We all know it was Virg 'n Mary.



  "I hope you didn't take it personally, Reverend," an embarrassed 
woman said after a church service, "when my husband walked out during
your sermon."
  "I did find it rather disconcerting," the preacher replied.
  "It's not a reflection on you, sir," insisted the church goer. 
"Ralph has been walking in his sleep ever since he was a child."
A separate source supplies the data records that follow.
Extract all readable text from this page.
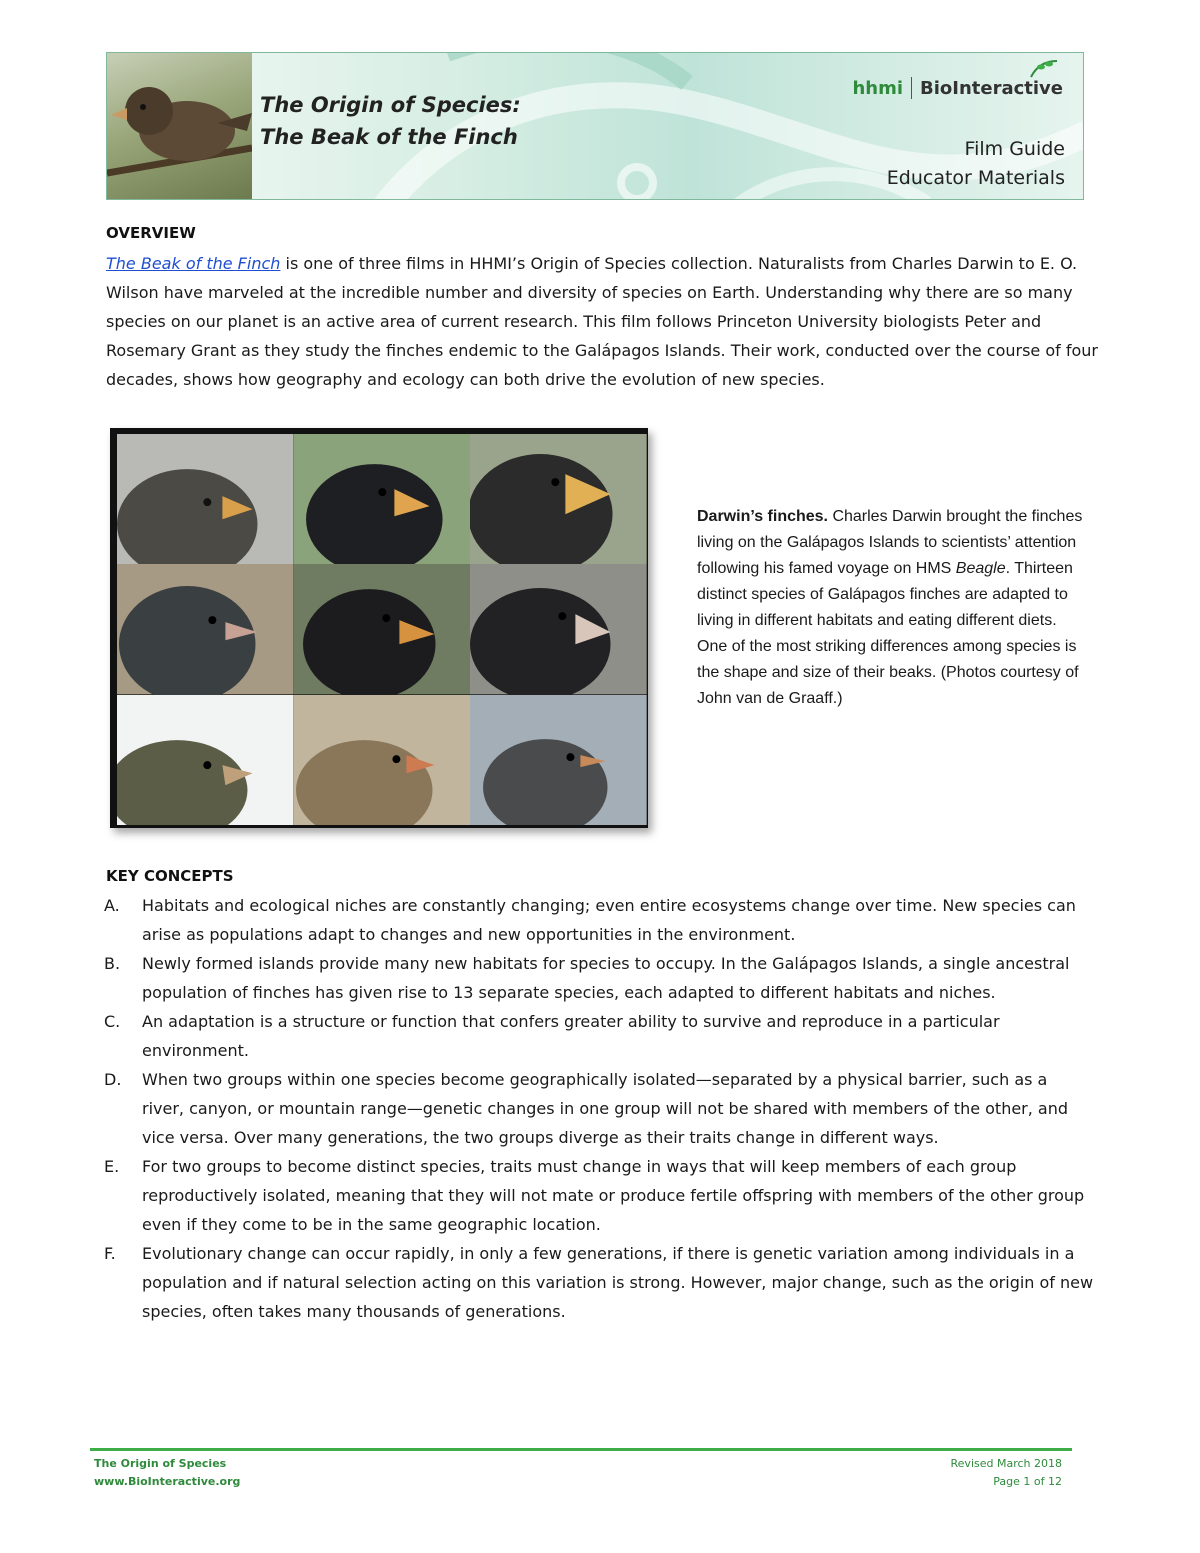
The Origin of Species:
The Beak of the Finch
hhmi BioInteractive
Film Guide
Educator Materials
OVERVIEW

The Beak of the Finch is one of three films in HHMI’s Origin of Species collection. Naturalists from Charles Darwin to E. O. Wilson have marveled at the incredible number and diversity of species on Earth. Understanding why there are so many species on our planet is an active area of current research. This film follows Princeton University biologists Peter and Rosemary Grant as they study the finches endemic to the Galápagos Islands. Their work, conducted over the course of four decades, shows how geography and ecology can both drive the evolution of new species.

Darwin’s finches. Charles Darwin brought the finches living on the Galápagos Islands to scientists’ attention following his famed voyage on HMS Beagle. Thirteen distinct species of Galápagos finches are adapted to living in different habitats and eating different diets. One of the most striking differences among species is the shape and size of their beaks. (Photos courtesy of John van de Graaff.)
KEY CONCEPTS
A. Habitats and ecological niches are constantly changing; even entire ecosystems change over time. New species can arise as populations adapt to changes and new opportunities in the environment.
B. Newly formed islands provide many new habitats for species to occupy. In the Galápagos Islands, a single ancestral population of finches has given rise to 13 separate species, each adapted to different habitats and niches.
C. An adaptation is a structure or function that confers greater ability to survive and reproduce in a particular environment.
D. When two groups within one species become geographically isolated—separated by a physical barrier, such as a river, canyon, or mountain range—genetic changes in one group will not be shared with members of the other, and vice versa. Over many generations, the two groups diverge as their traits change in different ways.
E. For two groups to become distinct species, traits must change in ways that will keep members of each group reproductively isolated, meaning that they will not mate or produce fertile offspring with members of the other group even if they come to be in the same geographic location.
F. Evolutionary change can occur rapidly, in only a few generations, if there is genetic variation among individuals in a population and if natural selection acting on this variation is strong. However, major change, such as the origin of new species, often takes many thousands of generations.
The Origin of Species
www.BioInteractive.org
Revised March 2018
Page 1 of 12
  An elderly woman, who lived just a block from the church, never 
missed a Sunday service for most of her life.  Each week, as she 
greeted the pastor after church, she would always say, "Reverend, 
that was a wonderful sermon. THEY really needed that!"
  One cold winter day, after a heavy snowfall with most of the town
buried in deep drifts, she was the only one who showed up for church.
The pastor decided that he would take advantage of the situation by
preaching a sermon on the evils of being self-righteous and
hypocritical.
  As she left the church, the woman greeted the pastor as usual and
exclaimed, "Reverend, that was one of the best sermons you ever
preached.  It was really great.  If THEY had been here, THEY really
would have needed that!"



  Word was quickly spreading throughout town regarding the new priest
at St. Mathew's Church.  Rumor had it that this man could really deliver
an old fashioned "fire and brimstone" sermon. I decided to attend a 
service to see for myself what all the excitement was about.
  Here is what I witnessed:
  This man is impressive.  He captivates his audience and delivers a
great spiel, the highlight being when he threw his arms up towards the
heavens and in a beautiful baritone voice exclaimed, "And fire came from
heaven", Incredibly enough, small flames could be seen twirling down
from the heights of the ceiling.  The congregation became mesmerized,
but I, in my usual skepticism, peered towards the ceiling looking for
the means this priest was using to thrust the treachery upon us.  I did
not see anything unusual. The next Sunday I felt compelled to return to
St. Mathew's for mass. Once again the priest put on an incredible show
for all to witness, then suddenly threw his arms towards the heavens and
exclaimed,
  "And fire came from heaven"
  Nothing happened, and he spoke louder this time,
  "And Fire Came From Heaven"
  Still nothing, the priest now looking embarrassed and impatient
screamed, "AND FIRE ...  CAME FROM HEAVEN"
  Suddenly a parrot, (I believe) stuck his head through a small hole 
and yelled into the church, "Sorry, cat pissed on the matches!"